Difference between least squares and minimum norm solution
Linear system $$ \mathbf{A} x = b $$ where $\mathbf{A}\in\mathbb{C}^{m\times n}_{\rho}$, and the data vector $b\in\mathbf{C}^{n}$.
Least squares problem
Provided that $b\notin\color{red}{\mathcal{N}\left( \mathbf{A}^{*}\right)}$, a least squares solution exists and is defined by $$ x_{LS} = \left\{ x\in\mathbb{C}^{n} \colon \lVert \mathbf{A} x - b \rVert_{2}^{2} \text{ is minimized} \right\} $$
Least squares solution
The minimizers are the affine set computed by $$ x_{LS} = \color{blue}{\mathbf{A}^{+} b} + \color{red}{ \left( \mathbf{I}_{n} - \mathbf{A}^{+} \mathbf{A} \right) y}, \quad y \in \mathbb{C}^{n} \tag{1} $$ where vectors are colored according to whether they reside in a $\color{blue}{range}$ space or $\color{red}{null}$ space.
The red dashed line is the set of the least squares minimizers.
Least squares solution of minimum norm
To find the minimizers of the minimum norm, the shortest solution vector, compute the length of the solution vectors.
$$ % \lVert x_{LS} \rVert_{2}^{2} = % \Big\lVert \color{blue}{\mathbf{A}^{+} b} + \color{red}{ \left( \mathbf{I}_{n} - \mathbf{A}^{+} \mathbf{A} \right) y} \Big\rVert_{2}^{2} % = % \Big\lVert \color{blue}{\mathbf{A}^{+} b} \Big\rVert_{2}^{2} + \Big\lVert \color{red}{ \left( \mathbf{I}_{n} - \mathbf{A}^{+} \mathbf{A} \right) y} \Big\rVert_{2}^{2} % $$ The $\color{blue}{range}$ space component is fixed, but we can control the $\color{red}{null}$ space vector. In fact, chose the vector $y$ which forces this term to $0$.

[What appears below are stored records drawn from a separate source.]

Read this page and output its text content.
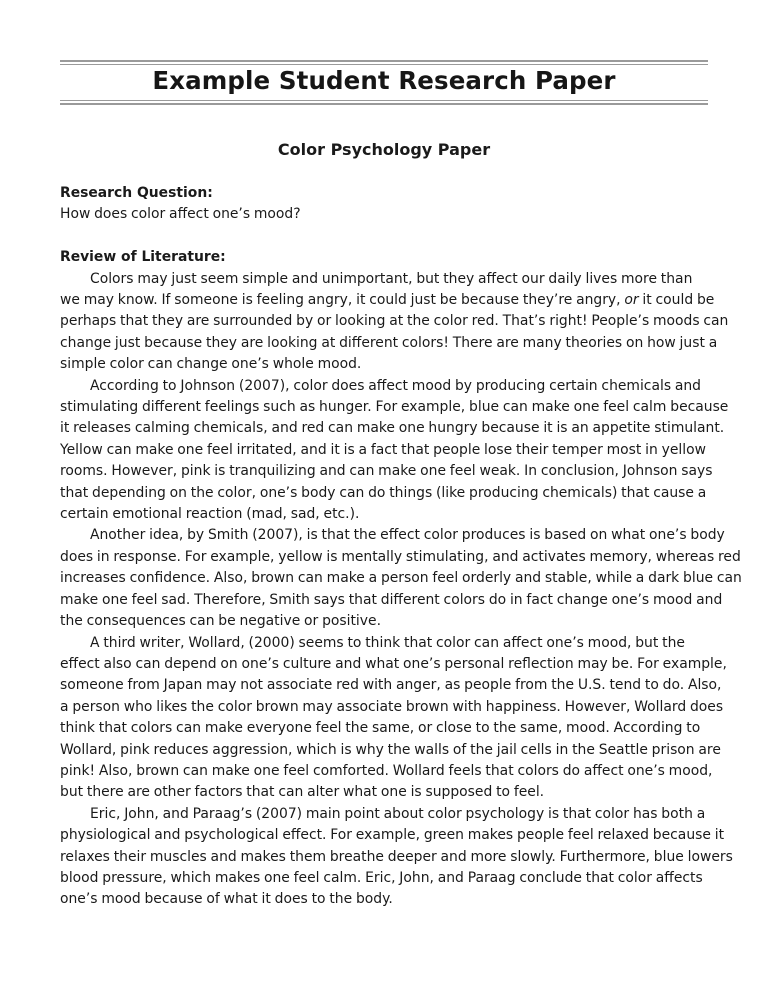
Example Student Research Paper
Color Psychology Paper

Research Question:

How does color affect one’s mood?

Review of Literature:

Colors may just seem simple and unimportant, but they affect our daily lives more than

we may know. If someone is feeling angry, it could just be because they’re angry, or it could be

perhaps that they are surrounded by or looking at the color red. That’s right! People’s moods can

change just because they are looking at different colors! There are many theories on how just a

simple color can change one’s whole mood.

According to Johnson (2007), color does affect mood by producing certain chemicals and

stimulating different feelings such as hunger. For example, blue can make one feel calm because

it releases calming chemicals, and red can make one hungry because it is an appetite stimulant.

Yellow can make one feel irritated, and it is a fact that people lose their temper most in yellow

rooms. However, pink is tranquilizing and can make one feel weak. In conclusion, Johnson says

that depending on the color, one’s body can do things (like producing chemicals) that cause a

certain emotional reaction (mad, sad, etc.).

Another idea, by Smith (2007), is that the effect color produces is based on what one’s body

does in response. For example, yellow is mentally stimulating, and activates memory, whereas red

increases confidence. Also, brown can make a person feel orderly and stable, while a dark blue can

make one feel sad. Therefore, Smith says that different colors do in fact change one’s mood and

the consequences can be negative or positive.

A third writer, Wollard, (2000) seems to think that color can affect one’s mood, but the

effect also can depend on one’s culture and what one’s personal reflection may be. For example,

someone from Japan may not associate red with anger, as people from the U.S. tend to do. Also,

a person who likes the color brown may associate brown with happiness. However, Wollard does

think that colors can make everyone feel the same, or close to the same, mood. According to

Wollard, pink reduces aggression, which is why the walls of the jail cells in the Seattle prison are

pink! Also, brown can make one feel comforted. Wollard feels that colors do affect one’s mood,

but there are other factors that can alter what one is supposed to feel.

Eric, John, and Paraag’s (2007) main point about color psychology is that color has both a

physiological and psychological effect. For example, green makes people feel relaxed because it

relaxes their muscles and makes them breathe deeper and more slowly. Furthermore, blue lowers

blood pressure, which makes one feel calm. Eric, John, and Paraag conclude that color affects

one’s mood because of what it does to the body.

Therefore, the least squares solution of minimum norm is $$ \color{blue}{x_{LS}} = \color{blue}{\mathbf{A}^{+} b}. $$ This is the point where the red dashed line punctures the blue plane. The least squares solution of minimum length is the point in $\color{blue}{\mathcal{R}\left( \mathbf{A}^{*}\right)}$.
Full column rank
You ask about the case of full column rank where $n=\rho$. In this case, $$ \color{red}{\mathcal{N}\left( \mathbf{A} \right)} = \left\{ \mathbf{0} \right\}, $$ the null space is trivial. There is no null space component, and the least squares solution is a point.
In other words, $$ \color{blue}{x_{LS}} = \color{blue}{\mathbf{A}^{+} b} $$ is always the least squares solution of minimum norm. When the matrix has full column rank, there is no other component to the solution. When the matrix is column rank deficient, the least squares solution is a line.
First, it's important to understand that there are different norms. Most likely you're interested in the euclidean norm:
$\| x \|_{2} =\sqrt{\sum_{i=1}^{n}x_{i}^{2}}$
Next, note that minimizing $\| b-Ax \|_{2}^{2}$ is equivalent to minimizing $\| b-Ax \|_{2}$, because squaring the norm is a monotone transform. It really doesn't matter which one you minimize.
If $A$ has full column rank, then there is a unique least squares solution.
However, if $A$ doesn't have full column rank, there may be infinitely many least squares solutions. In this case, we're often interested in the minimum norm least squares solution. That is, among the infinitely many least squares solutions, pick out the least squares solution with the smallest $\| x \|_{2}$. The minimum norm least squares solution is always unique. It can be found using the singular value decomposition and/or the Moore-Penrose pseudoinverse.
If a system is overdetermined, there is no solution and thus we may want to find $x$ such that $||Ax-b||$ is as small as it can be (as there is no way to make $||Ax-b||=0$).
On the other hand, if the system is underdetermined, there are infinitely many solutions and thus one can find a solution of minimal norm and this is called the minimum norm solution.